Electrophysiologists at the University of Utah and the Intermountain Medical Center now suggest that implementing a strategy of prompt cardioversion in the case of recurrence during the 3-month blanking period will markedly improve long-term outcome. Their clinical trial included 1304 patients who underwent a total of 1759 ablations (35% repeat rate). The mean patient age was 65 years, 58% were male, 52.6% had paroxysmal, 26.4% had persistent, and 21% had permanent (long-standing persistent) AF. Following their catheter ablation all patients were instructed to watch for symptoms of arrhythmia recurrence and to take their pulse daily. If the pulse was irregular or exceeded 100 bpm, they were asked to present themselves for evaluation at the hospital the same day or the next business day in a fasting state.
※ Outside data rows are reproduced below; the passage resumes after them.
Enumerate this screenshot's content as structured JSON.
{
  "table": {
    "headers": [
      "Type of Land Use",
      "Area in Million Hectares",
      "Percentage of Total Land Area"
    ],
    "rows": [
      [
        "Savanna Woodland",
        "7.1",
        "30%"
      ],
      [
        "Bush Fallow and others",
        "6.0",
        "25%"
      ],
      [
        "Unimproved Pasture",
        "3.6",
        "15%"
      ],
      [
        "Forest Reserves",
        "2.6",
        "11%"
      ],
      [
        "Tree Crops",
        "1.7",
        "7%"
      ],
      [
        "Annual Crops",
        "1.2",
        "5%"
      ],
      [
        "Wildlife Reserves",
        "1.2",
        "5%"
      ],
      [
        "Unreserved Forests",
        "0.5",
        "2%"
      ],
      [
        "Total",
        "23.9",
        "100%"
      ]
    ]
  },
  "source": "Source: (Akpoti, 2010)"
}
Prompt (within 24 to 48 hours) cardioversion was performed as deemed necessary. A total of 515 cardioversions were performed for occurrence of post-ablation AF or flutter with 65% of procedures being done in patients with persistent or permanent AF. Nearly 50% of recurrences occurred in the first month post-ablation, 64% occurred in the first 90 days, and 24% occurred after a period of 6 months. Eighty percent of afibbers requiring cardioversion during the blanking period needed more than one procedure.

After a year of follow-up, 78% of the patients who had needed cardioversion were in normal sinus rhythm. Overall, 75.6% of patients experiencing arrhythmia within the first 90 days following ablation were in sinus rhythm without the use of antiarrhythmics at the 1-year mark.

The Utah researchers conclude that a strategy of prompt cardioversion in case of arrhythmia recurrence during the first 6 months following catheter ablation markedly improves long-term outcome.

Malasana, G, Bunch, TJ, et al. A strategy of rapid cardioversion minimizes the significance of early recurrent atrial tachyarrhythmias after ablation for atrial fibrillation. Journal of Cardiovascular Electrophysiology, Vol. 22, July 2011, pp. 761-66

Editor's comment: These findings are clearly of great importance and would indicate that prompt cardioversion of atrial arrhythmias occurring within 90 days of a catheter ablation results in a better long-term prognosis. In practical terms this would mean that an afibber who experiences an episode lasting longer than say 2 to 4 hours should promptly present for cardioversion.